Richtlijn 2009/52/EG van het Europees Parlement en de Raad van 18 juni 2009 tot vaststelling van minimumnormen inzake sancties en maatregelen tegen werkgevers van illegaal verblijvende onderdanen van derde landen

HET EUROPEES PARLEMENT EN DE RAAD VAN DE EUROPESE UNIE,

Gelet op het Verdrag tot oprichting van de Europese Gemeenschap, en met name op artikel 63, lid 3, onder b,

Gezien het Commissievoorstel,

Gezien het advies van het Europees Economisch en Sociaal Comité(1),

Gezien het advies van het Comité van de Regio’s(2),

Handelend overeenkomstig de procedure van artikel 251 van het Verdrag(3),

Overwegende hetgeen volgt:

  1. De Europese Raad op zijn bijeenkomst van 14 en 15 december 2006 is overeengekomen dat de samenwerking tussen de lidstaten in de bestrijding van illegale immigratie versterkt moet worden en in het bijzonder dat de maatregelen tegen illegale tewerkstelling op het niveau van de lidstaten en de Europese Unie geïntensiveerd moeten worden.

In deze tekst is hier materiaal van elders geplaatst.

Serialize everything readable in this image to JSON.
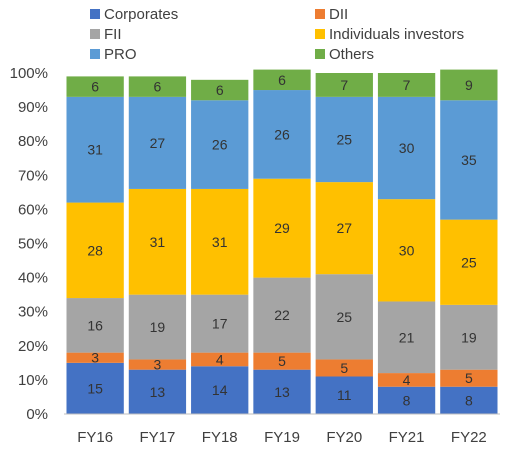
{
  "chart_data": {
    "type": "bar",
    "stacked": true,
    "percent_stacked": true,
    "categories": [
      "FY16",
      "FY17",
      "FY18",
      "FY19",
      "FY20",
      "FY21",
      "FY22"
    ],
    "series": [
      {
        "name": "Corporates",
        "color": "#4472C4",
        "values": [
          15,
          13,
          14,
          13,
          11,
          8,
          8
        ]
      },
      {
        "name": "DII",
        "color": "#ED7D31",
        "values": [
          3,
          3,
          4,
          5,
          5,
          4,
          5
        ]
      },
      {
        "name": "FII",
        "color": "#A5A5A5",
        "values": [
          16,
          19,
          17,
          22,
          25,
          21,
          19
        ]
      },
      {
        "name": "Individuals investors",
        "color": "#FFC000",
        "values": [
          28,
          31,
          31,
          29,
          27,
          30,
          25
        ]
      },
      {
        "name": "PRO",
        "color": "#5B9BD5",
        "values": [
          31,
          27,
          26,
          26,
          25,
          30,
          35
        ]
      },
      {
        "name": "Others",
        "color": "#70AD47",
        "values": [
          6,
          6,
          6,
          6,
          7,
          7,
          9
        ]
      }
    ],
    "y_tick_labels": [
      "0%",
      "10%",
      "20%",
      "30%",
      "40%",
      "50%",
      "60%",
      "70%",
      "80%",
      "90%",
      "100%"
    ],
    "ylim": [
      0,
      100
    ],
    "grid": false,
    "legend_position": "top",
    "legend_columns": 2
  }
}
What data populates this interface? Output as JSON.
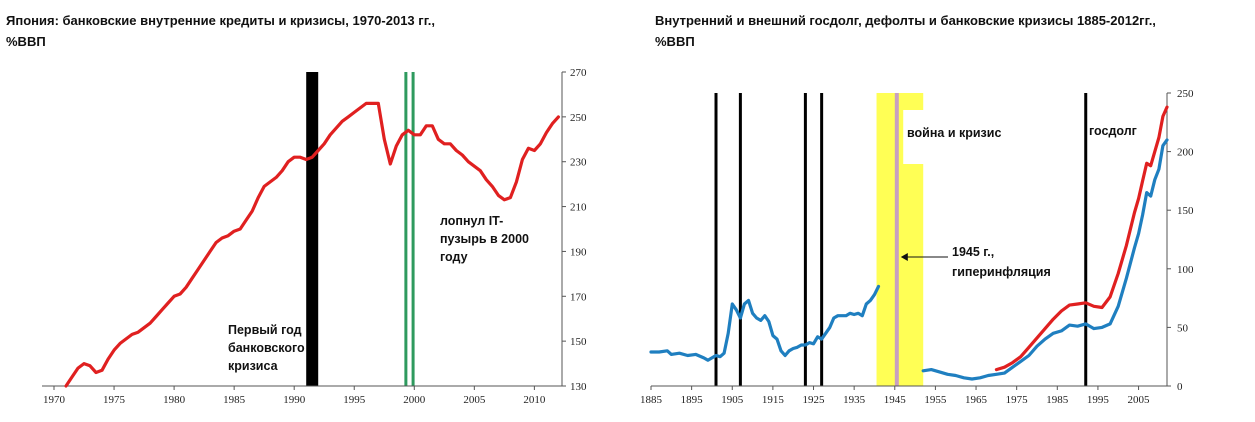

  2. Een cruciale aantrekkende factor bij illegale immigratie in de Europese Unie is de mogelijkheid om in de Europese Unie werk te vinden zonder de vereiste juridische status. Optreden tegen illegale immigratie en illegaal verblijf moet daarom maatregelen tegen die aantrekkende factor omvatten.

  3. De kern van die maatregelen moet bestaan uit een algemeen verbod op de tewerkstelling van onderdanen van derde landen die geen recht op verblijf in de Europese Unie hebben, aangevuld met sancties tegen werkgevers die dat verbod overtreden.

  4. Deze richtlijn voorziet in minimumnormen en het staat de lidstaten bijgevolg vrij strengere sancties en maatregelen vast te stellen of te behouden en werkgevers strengere verplichtingen op te leggen.

  5. Deze richtlijn mag geen betrekking hebben op onderdanen van derde landen die legaal in een lidstaat verblijven, ongeacht of zij op zijn grondgebied mogen werken. Voorts is de richtlijn niet van toepassing op personen die onder het Gemeenschapsrecht inzake vrij verkeer vallen in de zin van artikel 2, lid 5, van Verordening (EG) nr. 562/2006 van het Europees Parlement en de Raad van 15 maart 2006 tot vaststelling van een communautaire code betreffende de overschrijding van de grenzen door personen (Schengengrenscode)(4). Zij is evenmin van toepassing op onderdanen van derde landen die zich in een door de communautaire wetgeving bestreken situatie bevinden, zoals personen die in een lidstaat wettig zijn tewerkgesteld en door een dienstverrichter in het kader van de dienstverrichting naar een andere lidstaat zijn gedetacheerd. De richtlijn geldt onverminderd een verbod krachtens nationaal recht op de tewerkstelling van legaal verblijvende onderdanen van derde landen die in strijd met hun verblijfsstatus werken.

  6. Voor de specifieke doeleinden van deze richtlijn, moeten bepaalde begrippen worden gedefinieerd. Deze definities behoren alleen te worden gebruikt voor de doeleinden van deze richtlijn.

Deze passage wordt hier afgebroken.